L'armée congolaise a progressivement repris le contrôle de la capitale. Les Kinois se sont terrés pendant deux jours. Les écoliers belges devraient quitter l'école aujourd'hui. Retrouvez en exclusivité notre entretien avec Jean-Pierre Bemba

L es événements de Kinshasa enseignent qu'il ne faut pas se fier aux apparences : à première vue, les tirs d'armes lourdes qui ont secoué Kinshasa jeudi et vendredi sont le résultat d'une opération de rétablissement de l'ordre sur le Boulevard du 30 Juin. Depuis des mois en effet, l'immeuble de fonction attribué au vice-président Jean-Pierre Bemba était devenu le repaire d'hommes en armes, originaires de la province de l'Equateur qui, à plusieurs reprises avaient terrorisé et pillé les habitants du quartier résidentiel de la Gombe. Dans le cadre du rétablissement de la légalité, il était compréhensible que cette « enclave » soit normalisée, et que les miliciens rentrent dans le rang des forces régulières. Les violences des derniers jours ne relèvent cependant pas d'une simple opération de maintien de l'ordre, mais d'une épreuve de force, à laquelle on se préparait de part et d'autre, et qui était devenue inéluctable. Le degré d'armement des forces de M. Bemba, les renforts qu'elles ont trouvé, leur capacité à élargir leur action sur un large périmètre, jusqu'à occuper presque tout le quartier résidentiel et à prendre un moment le dessus sur les forces gouvernementales démontre que ces hommes n'étaient pas de simples gardes du corps mais qu'ils se préparaient à un véritable coup de force, une « bataille de Kinshasa ».

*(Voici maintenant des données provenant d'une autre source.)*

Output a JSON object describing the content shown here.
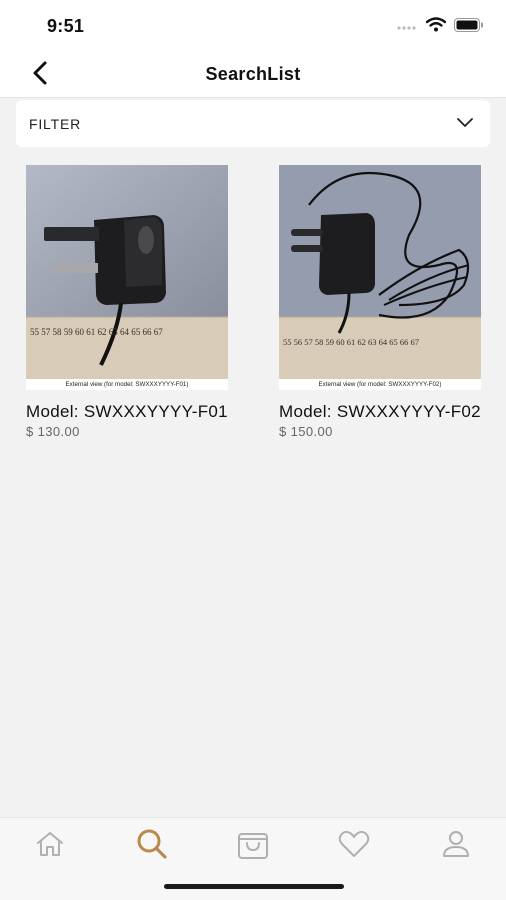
{
  "status_bar": {
    "time": "9:51"
  },
  "nav": {
    "title": "SearchList",
    "back_icon": "chevron-left-icon"
  },
  "filter": {
    "label": "FILTER",
    "icon": "chevron-down-icon"
  },
  "products": [
    {
      "name": "Model: SWXXXYYYY-F01",
      "price": "$ 130.00",
      "caption": "External view (for model: SWXXXYYYY-F01)",
      "ruler": "55 57 58 59 60 61 62 63 64 65 66 67"
    },
    {
      "name": "Model: SWXXXYYYY-F02",
      "price": "$ 150.00",
      "caption": "External view (for model: SWXXXYYYY-F02)",
      "ruler": "55 56 57 58 59 60 61 62 63 64 65 66 67"
    }
  ],
  "tab_bar": {
    "tabs": [
      {
        "icon": "home-icon"
      },
      {
        "icon": "search-icon",
        "active": true
      },
      {
        "icon": "shopping-bag-icon"
      },
      {
        "icon": "heart-icon"
      },
      {
        "icon": "profile-icon"
      }
    ],
    "active_color": "#b98a4b",
    "inactive_color": "#b0b0b0"
  }
}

Restait à faire exploser la bombe à retardement en essayant de contrôler les dégâts... Avec le recul, il semble que M. Bemba et ses hommes, déjà très énervés par l'ultimatum qui leur avait été adressé, ont été exaspérés par la concentration de forces gouvernementales autour de la résidence. Certains d'entre eux, portant des amulettes censées les rendre invulnérables, ont entamé jeudi matin des danses de guerre et des tirs de provocation. Il n'en fallait pas plus pour que tout s'embrase. Mais même les mises à feu soigneusement calculées peuvent déraper. Dans un premier temps, l'armée régulière fit face à une résistance plus grande que prévu, rencontrant même des défections dans ses propres rangs. La débauche de tirs à l'arme lourde, des mortiers et des roquettes tirées au jugé, faisant une soixantaine de victimes et de nombreux dégâts matériels dans la ville, démontre que l'heure des frappes chirurgicales n'a pas encore sonné. On sait que l'armée congolaise, en pleine restructuration, se compose de soldats issus des différents mouvements rebelles, brassés et formés par plusieurs pays amis dont la Belgique, l'Afrique du Sud et l'Angola et leur instruction militaire est souvent considérée comme sommaire.

Sentant le vent tourner, les hommes de Bemba ne tardèrent pas à se répandre dans d'autres quartiers de Kinshasa, la zone de la Gombe, mais aussi Barumbu, Kingabwa, Matonge, jusqu'au stade Tata Raphaël et l'immeuble de la radio télévision. Au cours de leur avancée, les miliciens n'étaient pas seuls : sans peine, ils recrutèrent des enfants de la rue, des « shegues », auxquels ils distribuèrent des armes et qui leur prêtèrent main-forte dans les pillages. Kinshasa, à peine relevée des années de guerre et d'abandon, a été meurtrie une nouvelle fois : de grands magasins d'alimentation du centre-ville (City Market, Peloustore...) ont été pillés, tout comme l'ambassade du Zimbabwe et le siège de Bravo Airlines. Contrairement à ce qu'avait d'abord affirmé Karel De Gucht, les Belges ne furent pas délibérément visés, même si certains établissements comme l'hôtel Memling ou le siège de SN Brussels Airlines furent touchés par les pilleurs. Près du grand marché, les boutiques des commerçants d'Afrique de l'Ouest ont également été pillées par des hommes en armes, d'autant plus difficiles à identifier que les uns portaient de faux uniformes militaires tandis que des miliciens avaient emprunté des habits civils pour mieux se fondre dans la population...

Après deux jours de violences, les forces gouvernementales semblent avoir pris le dessus, mais le risque de nouveaux pillages n'est pas à écarter. En effet, si les habitants des quartiers populaires ne se sont pas joints à cette « bataille de chefs » qui se déroulait au centre-ville, l'impossibilité de se déplacer pour rechercher leur gagne-pain quotidien risque de les pousser à leur tour à des actes de vandalisme...

Dans un communiqué lu à la télévision, le gouverneur de la ville a appelé les Kinois à vaquer à leurs occupations mais malgré les appels au calme, la ville, épargnée durant les années de guerre demeure traumatisée. Les bilans sont lourds : une soixantaine de morts, dont une cinquantaine de militaires, des dizaines de blessés, de nombreuses destructions...

Le bilan politique est lourd également : les étrangers sont traumatisés et beaucoup souhaitent quitter le pays tandis que si elle se confirme, la mise à l'écart de M. Bemba, qui a contribué à se mettre hors jeu, pourrait aggraver la fracture entre le régime et les 42 % de Congolais qui avaient voté pour lui.